Admin Interface for ergo-cms
There has been quite a lot of work going on behind the scenes to develop a web-based administration interface for Ergo-CMS. This is still ongoing, but I thought I little teaser about the solution would be nice. This is what the UI looks like today:
As you can see, there’s quite a lot of potential in the project. You can track it online on github.com/ergo-cms/ergo-admin
Choice of CSS libary
One of the main things that cropped up is the lack of a good css library that coped with the basic framework required for an admin interface that didn’t also involve massive lock-in. That is, I started off using Bootstrap as the basis and was unhappy with the result, mainly because of the horrible HTML bloat that’s needed when dealing with Bootstrap in general.
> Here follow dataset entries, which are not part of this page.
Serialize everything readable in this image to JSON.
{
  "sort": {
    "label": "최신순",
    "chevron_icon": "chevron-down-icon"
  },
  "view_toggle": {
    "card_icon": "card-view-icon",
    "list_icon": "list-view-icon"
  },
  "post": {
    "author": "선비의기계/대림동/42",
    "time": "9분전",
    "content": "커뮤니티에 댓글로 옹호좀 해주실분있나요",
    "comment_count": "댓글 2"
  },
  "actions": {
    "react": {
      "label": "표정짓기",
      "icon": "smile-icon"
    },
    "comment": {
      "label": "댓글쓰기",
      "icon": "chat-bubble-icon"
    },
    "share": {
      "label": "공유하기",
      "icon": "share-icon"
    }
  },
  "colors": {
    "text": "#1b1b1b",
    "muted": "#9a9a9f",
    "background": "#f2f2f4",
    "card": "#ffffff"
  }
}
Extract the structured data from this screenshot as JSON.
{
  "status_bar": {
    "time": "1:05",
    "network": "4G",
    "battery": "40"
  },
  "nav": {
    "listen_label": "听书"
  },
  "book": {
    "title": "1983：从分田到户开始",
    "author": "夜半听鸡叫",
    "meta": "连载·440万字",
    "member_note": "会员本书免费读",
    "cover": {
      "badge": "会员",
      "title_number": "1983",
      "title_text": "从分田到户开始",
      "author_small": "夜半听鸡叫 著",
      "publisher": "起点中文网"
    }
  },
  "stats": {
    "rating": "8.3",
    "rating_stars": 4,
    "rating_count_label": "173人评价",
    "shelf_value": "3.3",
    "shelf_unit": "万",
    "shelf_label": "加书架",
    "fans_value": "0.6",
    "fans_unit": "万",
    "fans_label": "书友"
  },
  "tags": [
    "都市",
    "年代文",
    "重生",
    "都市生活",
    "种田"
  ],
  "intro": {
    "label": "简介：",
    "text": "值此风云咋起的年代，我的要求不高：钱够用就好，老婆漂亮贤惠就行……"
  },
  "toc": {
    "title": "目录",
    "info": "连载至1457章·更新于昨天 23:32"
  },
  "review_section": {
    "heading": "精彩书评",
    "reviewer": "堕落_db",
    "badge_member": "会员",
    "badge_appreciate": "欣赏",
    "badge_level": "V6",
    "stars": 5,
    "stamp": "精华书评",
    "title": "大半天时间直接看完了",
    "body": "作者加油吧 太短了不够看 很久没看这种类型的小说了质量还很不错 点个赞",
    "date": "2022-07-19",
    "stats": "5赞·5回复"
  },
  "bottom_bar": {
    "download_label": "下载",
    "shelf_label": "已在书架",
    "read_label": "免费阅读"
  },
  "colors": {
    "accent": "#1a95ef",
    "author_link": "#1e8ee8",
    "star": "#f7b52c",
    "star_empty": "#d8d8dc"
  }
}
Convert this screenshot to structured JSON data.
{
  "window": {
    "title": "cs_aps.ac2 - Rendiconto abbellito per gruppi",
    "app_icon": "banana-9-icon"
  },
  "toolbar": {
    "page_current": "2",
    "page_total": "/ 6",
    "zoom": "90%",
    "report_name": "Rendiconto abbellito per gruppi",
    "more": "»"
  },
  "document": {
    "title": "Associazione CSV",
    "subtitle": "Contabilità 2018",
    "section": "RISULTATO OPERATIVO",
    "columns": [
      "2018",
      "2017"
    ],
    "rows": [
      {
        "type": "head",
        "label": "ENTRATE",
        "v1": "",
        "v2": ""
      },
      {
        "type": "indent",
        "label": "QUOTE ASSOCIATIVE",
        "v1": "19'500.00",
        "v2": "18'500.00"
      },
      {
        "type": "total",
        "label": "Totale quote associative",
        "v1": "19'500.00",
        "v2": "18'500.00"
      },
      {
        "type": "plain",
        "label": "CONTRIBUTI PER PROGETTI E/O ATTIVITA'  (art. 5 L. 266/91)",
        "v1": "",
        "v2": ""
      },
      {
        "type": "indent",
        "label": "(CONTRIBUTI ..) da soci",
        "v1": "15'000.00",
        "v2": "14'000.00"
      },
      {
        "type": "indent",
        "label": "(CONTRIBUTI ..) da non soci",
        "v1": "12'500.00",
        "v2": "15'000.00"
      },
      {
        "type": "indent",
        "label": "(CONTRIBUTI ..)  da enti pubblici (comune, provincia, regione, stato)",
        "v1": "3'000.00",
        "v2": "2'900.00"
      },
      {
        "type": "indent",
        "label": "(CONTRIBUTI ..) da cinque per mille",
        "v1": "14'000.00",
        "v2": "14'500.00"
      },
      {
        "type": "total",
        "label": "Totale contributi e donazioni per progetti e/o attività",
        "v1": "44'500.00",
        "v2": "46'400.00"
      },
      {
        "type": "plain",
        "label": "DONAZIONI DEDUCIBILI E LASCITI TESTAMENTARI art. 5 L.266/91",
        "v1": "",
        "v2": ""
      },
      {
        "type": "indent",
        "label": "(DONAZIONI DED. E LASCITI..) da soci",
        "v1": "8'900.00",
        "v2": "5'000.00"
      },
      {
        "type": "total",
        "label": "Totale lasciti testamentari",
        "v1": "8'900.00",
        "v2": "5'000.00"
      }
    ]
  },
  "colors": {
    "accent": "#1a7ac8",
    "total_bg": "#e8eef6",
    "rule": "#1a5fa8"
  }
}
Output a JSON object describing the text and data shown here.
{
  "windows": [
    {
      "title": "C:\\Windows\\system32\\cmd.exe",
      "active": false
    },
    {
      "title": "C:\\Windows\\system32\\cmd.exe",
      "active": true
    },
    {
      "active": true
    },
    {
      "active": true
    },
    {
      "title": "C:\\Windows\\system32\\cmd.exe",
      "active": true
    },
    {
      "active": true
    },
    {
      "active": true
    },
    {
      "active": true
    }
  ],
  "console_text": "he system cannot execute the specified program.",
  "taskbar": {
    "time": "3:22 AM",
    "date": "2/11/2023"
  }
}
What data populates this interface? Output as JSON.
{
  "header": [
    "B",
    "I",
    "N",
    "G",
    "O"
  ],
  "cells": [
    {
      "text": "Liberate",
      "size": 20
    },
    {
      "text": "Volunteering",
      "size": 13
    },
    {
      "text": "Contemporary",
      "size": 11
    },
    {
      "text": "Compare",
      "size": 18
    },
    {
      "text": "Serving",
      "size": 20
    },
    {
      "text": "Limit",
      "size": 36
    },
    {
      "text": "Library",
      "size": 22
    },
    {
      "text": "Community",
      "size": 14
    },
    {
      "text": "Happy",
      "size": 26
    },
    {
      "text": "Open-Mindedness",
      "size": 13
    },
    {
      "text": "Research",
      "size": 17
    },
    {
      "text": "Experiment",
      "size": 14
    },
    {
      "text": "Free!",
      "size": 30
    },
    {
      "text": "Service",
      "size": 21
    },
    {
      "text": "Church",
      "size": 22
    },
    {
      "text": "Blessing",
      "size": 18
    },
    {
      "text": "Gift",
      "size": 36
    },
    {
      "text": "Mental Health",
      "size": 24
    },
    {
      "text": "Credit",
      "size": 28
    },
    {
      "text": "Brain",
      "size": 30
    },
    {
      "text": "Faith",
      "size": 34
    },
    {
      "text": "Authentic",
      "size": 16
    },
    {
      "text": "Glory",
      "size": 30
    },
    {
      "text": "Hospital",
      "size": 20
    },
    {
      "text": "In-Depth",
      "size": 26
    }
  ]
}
It’s a problem that I’ve been looking at for over 2 years now and several months back started a CSS library that was based on Yahoo’s purecss. It was a failure. It wasn’t responsive enough and had too many unknown quirks.
This is the list of CSS libraries I looked at and discarded:
- Bootstrap. Bloated HTML. Hard to ‘recolor’. Requires jQuery.
- PureCSS. Somewhat bloated HTML, but LOTS of branding in the HTML. Hard to override.
- Foundation. Bloated HTML. Just didn’t like the styling and had lots of ‘what the?’ moments.
- PicnicCSS. Pretty awesome really. Seemed to miss a few too many features though.
- Anything SASS, fat, bloated, ‘just install this, then this, then run this’. Ugh. CSS Frameworks should provide… CSS.
So, call me crazy, I reinvented the wheel. It’s called InvisCSS and it’s available on github.com/cmroanirgo/inviscss. It is a responsive mobile first approach, with the main requirement of clean HTML, as if you were manually styling the CSS yourself. Admittedly, this can lead to a little CSS bloat, but that’s far better than bloat on each and every page, IMHO. It has a script file, but makes no use of jQuery or company. Other features of InvisCSS are:
- Clean HTML
- Easier to change colors and styles to suit your needs.
- No requirements on external JS libraries.
- Built with LESS, ships as CSS.
- Themes, to get you started (also as easily overridable LESS) in min and normal sizings. See cmroanirgo.github.io/inviscss/demo/themes.html
- Flexbox layout.
- IE10 and everything else.
The flexbox layout is a modified version of flexboxgrid (so that it works more like Bootstrap), & uses Bootstrap’s naming conventions, eg. col-sm-10 col-md-8 col-lg-6
to give very powerful layouts. Unfortunately, this, more than most, is where the CSS bloat begins, but I feel that the benefits outweigh the need to be a minimal CSS library. At the moment, InvisCSS is about 40Kb zipped without trying too hard, but has plenty room for improvement, since there are still a lot of legacy browsers out there that don’t fully support the latest Flex specs. As this improves, the size will plummet, because most of the CSS is in providing -webkit-
and -ms-
wrappers (thanks to less-plugin-autoprefix). As such, browser support is pretty good with most of the browsers (including mobile), being amply supported.